From master of bizarro fiction Carlton Mellick III, author of the international cult hits Satan Burger and Adolf in Wonderland, comes a dystopian nightmare of epic proportions.
"You must never leave the nursery. If you leave, you will certainly die."
Tick and Polly have never met their parents before. They live in the same house with them, they dream about them every night, they share the same flesh and blood, yet for some reason their parents have never found the time to visit them even once since they were born. Living in a dark corner of their parents' vast crumbling mansion, the children long for the day when they will finally be held in their mother's loving arms for the first time... But that day seems to never come. They worry their parents have long since forgotten about them.
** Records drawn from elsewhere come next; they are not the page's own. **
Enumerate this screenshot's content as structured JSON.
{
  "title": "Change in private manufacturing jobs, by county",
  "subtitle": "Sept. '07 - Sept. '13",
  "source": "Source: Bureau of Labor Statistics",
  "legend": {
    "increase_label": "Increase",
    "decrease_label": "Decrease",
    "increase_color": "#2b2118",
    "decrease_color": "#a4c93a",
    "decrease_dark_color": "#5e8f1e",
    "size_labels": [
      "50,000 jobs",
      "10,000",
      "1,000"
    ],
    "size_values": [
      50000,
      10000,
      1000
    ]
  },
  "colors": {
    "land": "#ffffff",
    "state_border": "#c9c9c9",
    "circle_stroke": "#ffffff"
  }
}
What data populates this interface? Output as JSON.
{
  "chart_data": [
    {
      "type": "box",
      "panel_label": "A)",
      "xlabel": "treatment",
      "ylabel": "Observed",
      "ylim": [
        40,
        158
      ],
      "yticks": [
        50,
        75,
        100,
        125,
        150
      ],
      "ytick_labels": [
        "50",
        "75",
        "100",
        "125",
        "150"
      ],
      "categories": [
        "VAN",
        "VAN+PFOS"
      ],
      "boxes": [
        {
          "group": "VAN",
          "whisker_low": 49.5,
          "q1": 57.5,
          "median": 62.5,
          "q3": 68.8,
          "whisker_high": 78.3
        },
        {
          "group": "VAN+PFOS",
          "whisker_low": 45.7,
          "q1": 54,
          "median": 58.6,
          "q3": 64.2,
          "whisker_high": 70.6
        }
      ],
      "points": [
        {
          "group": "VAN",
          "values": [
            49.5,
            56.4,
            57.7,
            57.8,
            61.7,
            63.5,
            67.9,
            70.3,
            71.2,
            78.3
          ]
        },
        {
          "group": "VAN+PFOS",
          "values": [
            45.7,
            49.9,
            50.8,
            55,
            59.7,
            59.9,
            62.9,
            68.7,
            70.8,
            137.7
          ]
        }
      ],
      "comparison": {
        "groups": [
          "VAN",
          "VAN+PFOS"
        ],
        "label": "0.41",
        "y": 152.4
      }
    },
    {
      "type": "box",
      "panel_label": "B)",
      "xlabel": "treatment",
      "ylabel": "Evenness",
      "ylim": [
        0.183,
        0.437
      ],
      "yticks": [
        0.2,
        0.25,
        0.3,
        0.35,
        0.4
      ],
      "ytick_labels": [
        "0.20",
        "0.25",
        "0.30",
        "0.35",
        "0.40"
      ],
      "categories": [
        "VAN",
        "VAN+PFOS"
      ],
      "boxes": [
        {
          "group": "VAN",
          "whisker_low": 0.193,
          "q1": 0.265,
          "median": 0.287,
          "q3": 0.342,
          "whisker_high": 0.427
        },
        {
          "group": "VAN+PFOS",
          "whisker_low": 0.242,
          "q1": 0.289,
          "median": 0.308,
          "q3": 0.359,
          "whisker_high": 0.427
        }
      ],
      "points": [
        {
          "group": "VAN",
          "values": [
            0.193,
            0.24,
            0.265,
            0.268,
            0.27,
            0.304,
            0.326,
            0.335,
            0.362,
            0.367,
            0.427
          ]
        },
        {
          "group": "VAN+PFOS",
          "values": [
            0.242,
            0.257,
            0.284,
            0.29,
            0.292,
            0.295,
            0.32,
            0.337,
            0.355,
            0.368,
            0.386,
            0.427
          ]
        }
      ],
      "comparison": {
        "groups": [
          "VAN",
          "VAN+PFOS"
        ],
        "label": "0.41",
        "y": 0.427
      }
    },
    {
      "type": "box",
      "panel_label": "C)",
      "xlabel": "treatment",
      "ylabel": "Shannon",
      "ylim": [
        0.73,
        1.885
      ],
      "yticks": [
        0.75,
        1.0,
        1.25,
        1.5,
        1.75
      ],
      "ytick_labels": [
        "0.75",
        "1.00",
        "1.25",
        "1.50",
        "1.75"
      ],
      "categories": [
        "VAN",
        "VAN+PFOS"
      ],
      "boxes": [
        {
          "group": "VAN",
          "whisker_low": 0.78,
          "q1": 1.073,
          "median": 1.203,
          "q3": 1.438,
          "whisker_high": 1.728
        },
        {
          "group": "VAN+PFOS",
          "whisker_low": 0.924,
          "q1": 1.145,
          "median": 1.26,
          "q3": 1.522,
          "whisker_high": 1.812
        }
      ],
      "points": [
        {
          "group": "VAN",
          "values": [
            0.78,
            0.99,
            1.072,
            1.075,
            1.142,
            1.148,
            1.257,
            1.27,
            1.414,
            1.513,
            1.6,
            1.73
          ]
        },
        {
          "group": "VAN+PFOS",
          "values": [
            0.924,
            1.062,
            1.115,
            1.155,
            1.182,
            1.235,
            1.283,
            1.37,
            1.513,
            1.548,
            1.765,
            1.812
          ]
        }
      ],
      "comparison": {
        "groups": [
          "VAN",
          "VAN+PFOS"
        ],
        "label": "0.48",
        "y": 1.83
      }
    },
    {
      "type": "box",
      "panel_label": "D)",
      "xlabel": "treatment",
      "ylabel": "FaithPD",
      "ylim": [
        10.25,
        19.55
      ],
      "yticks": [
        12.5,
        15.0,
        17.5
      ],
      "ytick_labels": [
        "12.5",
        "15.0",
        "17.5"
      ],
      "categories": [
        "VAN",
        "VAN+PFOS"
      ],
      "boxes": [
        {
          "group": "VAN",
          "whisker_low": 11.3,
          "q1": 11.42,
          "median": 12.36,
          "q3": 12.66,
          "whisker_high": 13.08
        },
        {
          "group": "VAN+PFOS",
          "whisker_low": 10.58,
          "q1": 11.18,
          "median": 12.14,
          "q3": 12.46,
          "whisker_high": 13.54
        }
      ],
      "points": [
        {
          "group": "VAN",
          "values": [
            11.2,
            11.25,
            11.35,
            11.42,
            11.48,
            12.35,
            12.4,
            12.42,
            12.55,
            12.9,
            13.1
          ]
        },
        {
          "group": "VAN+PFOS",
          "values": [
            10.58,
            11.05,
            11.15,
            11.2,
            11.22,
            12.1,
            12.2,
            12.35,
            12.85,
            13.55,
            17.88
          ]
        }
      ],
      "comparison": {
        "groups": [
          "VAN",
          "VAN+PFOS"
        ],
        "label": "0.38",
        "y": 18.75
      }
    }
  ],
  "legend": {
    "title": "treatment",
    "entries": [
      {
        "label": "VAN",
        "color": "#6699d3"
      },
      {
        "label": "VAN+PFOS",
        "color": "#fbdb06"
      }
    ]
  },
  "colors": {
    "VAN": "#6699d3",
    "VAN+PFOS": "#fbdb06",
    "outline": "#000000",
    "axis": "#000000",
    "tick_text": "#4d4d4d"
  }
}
When the machines that provide them with food and water stop functioning, the children are forced to venture out of the nursery to find their parents on their own. But the rest of the house is much larger and stranger than they ever could have imagined. The maze-like hallways are dark and seem to go on forever, deranged creatures lurk in every shadow, and the bodies of long-dead children litter the abandoned storerooms. Every minute out of the nursery is a constant battle for survival. And the deeper into the house they go, the more they must unravel the mysteries surrounding their past and the world they've grown up in, if they ever hope to meet the parents they've always longed to see.
Like a survival horror rendition of Flowers in the Attic, Carlton Mellick III's Quicksand House is his most gripping and sincere work to date.
Carlton Mellick III (born 1977) is an American author currently residing in Portland, Oregon. He is best known as one of the leading authors in the 'Bizarro' movement in underground literature.
Mellick's work has been described as a combination of trashy schlock sci-fi/horror and postmodern literary art. His novels explore surreal versions of earth in contemporary society and imagined futures, commonly focusing on social absurdities and satire.